Computerized Spanish linguistic system - SLEI
Author: Sergio Marrero Suárez
Tutor: Francisco Javier Carreras Riudavets
The present project contemplates the creation of an information system that contains the Spanish Linguistic System in reference, mainly, to the morphology and also those static aspects of the syntax and the semantics susceptible to be contemplated and of interest for the processing of the natural language . It allows the storage and control of the following characteristics of the Spanish language: canonical forms, grammatical categories, gender and number, appreciation, derivation, old or unusual, verbal conjugation, meanings, suffixation, prefixation, parasynthesis and others, morphological relationships, synonymy, prepositional regimes, semantic classification, meanings and location of the source. The System reflects the relationships that exist in the Spanish language between the different characteristics contemplated, as well as the large number of exceptions and irregularities of our language in the aspects collected.
Given the complexity of the Spanish Linguistic System, it is necessary to develop a system capable of storing information in an orderly, simple and structured way, and reflecting the abundance of exceptions and irregularities in our language.
The System must contemplate the entries of the main lexicographical repertoires of the Spanish language, its different meanings, trying to minimize the redundancy, especially in the synonyms, grammatical categories to which it belongs, the different semantic classifications of the word, its heteronyms, endings that are associated with it, etc.
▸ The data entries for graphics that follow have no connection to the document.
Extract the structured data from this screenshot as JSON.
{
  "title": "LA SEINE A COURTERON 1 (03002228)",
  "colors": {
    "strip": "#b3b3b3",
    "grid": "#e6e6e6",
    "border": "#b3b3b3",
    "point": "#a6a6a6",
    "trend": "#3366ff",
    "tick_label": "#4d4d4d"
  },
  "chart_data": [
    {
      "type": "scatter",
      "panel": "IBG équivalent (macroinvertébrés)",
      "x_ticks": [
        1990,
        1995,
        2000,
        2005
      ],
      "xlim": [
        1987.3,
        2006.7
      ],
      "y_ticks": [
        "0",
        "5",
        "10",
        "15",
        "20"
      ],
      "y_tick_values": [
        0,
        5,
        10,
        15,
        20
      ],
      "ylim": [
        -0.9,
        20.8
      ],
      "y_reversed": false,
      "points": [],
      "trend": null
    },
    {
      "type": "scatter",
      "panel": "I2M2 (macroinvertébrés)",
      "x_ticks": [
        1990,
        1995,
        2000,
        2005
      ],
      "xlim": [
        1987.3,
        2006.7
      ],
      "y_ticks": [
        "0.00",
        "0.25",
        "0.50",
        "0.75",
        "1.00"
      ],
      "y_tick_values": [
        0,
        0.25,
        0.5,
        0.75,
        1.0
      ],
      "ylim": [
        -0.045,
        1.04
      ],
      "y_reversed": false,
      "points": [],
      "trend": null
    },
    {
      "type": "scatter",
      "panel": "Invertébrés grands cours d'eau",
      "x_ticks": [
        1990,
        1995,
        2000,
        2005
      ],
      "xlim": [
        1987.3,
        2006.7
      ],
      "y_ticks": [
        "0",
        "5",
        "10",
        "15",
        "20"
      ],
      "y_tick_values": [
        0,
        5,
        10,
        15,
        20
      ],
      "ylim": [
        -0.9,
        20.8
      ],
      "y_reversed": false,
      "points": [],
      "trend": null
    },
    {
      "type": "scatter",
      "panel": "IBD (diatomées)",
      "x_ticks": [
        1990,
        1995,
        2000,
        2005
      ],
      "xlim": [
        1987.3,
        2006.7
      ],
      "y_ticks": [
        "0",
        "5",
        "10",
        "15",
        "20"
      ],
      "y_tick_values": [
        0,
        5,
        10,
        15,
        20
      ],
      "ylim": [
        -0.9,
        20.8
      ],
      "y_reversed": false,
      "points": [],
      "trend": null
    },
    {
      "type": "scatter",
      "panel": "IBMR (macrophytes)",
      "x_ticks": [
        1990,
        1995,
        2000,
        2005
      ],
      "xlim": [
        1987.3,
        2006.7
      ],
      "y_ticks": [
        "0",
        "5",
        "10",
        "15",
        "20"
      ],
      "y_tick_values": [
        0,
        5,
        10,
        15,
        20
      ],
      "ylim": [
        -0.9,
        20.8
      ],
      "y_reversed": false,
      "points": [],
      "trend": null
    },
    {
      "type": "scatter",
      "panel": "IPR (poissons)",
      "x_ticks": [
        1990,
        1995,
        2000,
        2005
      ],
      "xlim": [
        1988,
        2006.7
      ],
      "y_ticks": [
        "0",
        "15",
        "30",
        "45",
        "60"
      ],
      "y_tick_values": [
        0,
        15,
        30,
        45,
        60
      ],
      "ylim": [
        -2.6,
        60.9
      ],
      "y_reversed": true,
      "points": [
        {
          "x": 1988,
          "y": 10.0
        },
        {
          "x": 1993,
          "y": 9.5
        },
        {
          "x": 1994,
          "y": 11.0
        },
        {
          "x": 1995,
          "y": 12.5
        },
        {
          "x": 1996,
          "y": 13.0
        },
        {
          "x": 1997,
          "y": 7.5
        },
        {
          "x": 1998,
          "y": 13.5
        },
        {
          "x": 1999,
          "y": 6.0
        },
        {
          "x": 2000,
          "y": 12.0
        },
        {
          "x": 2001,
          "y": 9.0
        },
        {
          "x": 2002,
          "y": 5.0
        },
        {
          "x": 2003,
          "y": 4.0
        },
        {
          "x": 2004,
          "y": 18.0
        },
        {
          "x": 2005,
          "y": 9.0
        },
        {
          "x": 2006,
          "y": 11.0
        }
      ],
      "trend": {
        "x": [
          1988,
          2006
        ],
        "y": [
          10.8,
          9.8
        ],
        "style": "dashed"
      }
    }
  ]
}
In turn, you should contemplate its morphology, differentiating between root and termination. The word is defined as the minimum and main unit of storage, without distinguishing morphemes. Next to this main unit of storage, the word, it is contemplated the different relationships that can have with other words such as:
- The synonymic relations.
- The prepositional regimes.
- The morphological relationships, contemplating the suffixation, prefixation and parasynthesis, representing in the form of families the structures they represent.
Also, as a particular case of a word, the verb must be reflected. For this case, it must contemplate, in addition to the common data with the words, the models of conjugation of the different verbs, their irregularities, their defectivities, substitutions of defectivity and participles.
With this system, we intend to go a step further in the difficult path of natural language processing, by giving the possibility of organizing and controlling the most relevant aspects of the Spanish language. This progresses towards the possibility of using, for specific purposes in future applications, the information contemplated. As an example, it could be the engine design of the electronic dictionaries of the future.
- Define a relational data model, unambiguous, capable of storing all the information. The model must contemplate the different entities, the relations of consistency, referential integrity, validations, etc.
- Design and develop a maintenance interface that takes into account the relationships controlling the referential integrity between the data and its consistency, in a simple and easily manageable way.
- To optimally allow queries and lists of information.
- Design a security model for the control of access to information, through different user profiles.
- As well as planning the systems for safeguarding said information, in its form and periodicity.
- Provide the system with a control that, through user profiles, is able to control the form of access and manipulation of information.
It is proposed to perform an Oracle Database, making a relational design of the data and including in the core of the database the greatest possible number of semantic restrictions, validations and consistency checks. Regarding the interface, it can be developed in the Oracle development tools, that is, in Oracle Developer (Forms and Reports). It is a server client environment, in such a way that the data resides in a server and the interface in a client.
Like any information system, it must be provided with a mechanism to safeguard the data that plans the copies and their temporality. If possible with Oracle tools, or in any case, at the level of the operating system.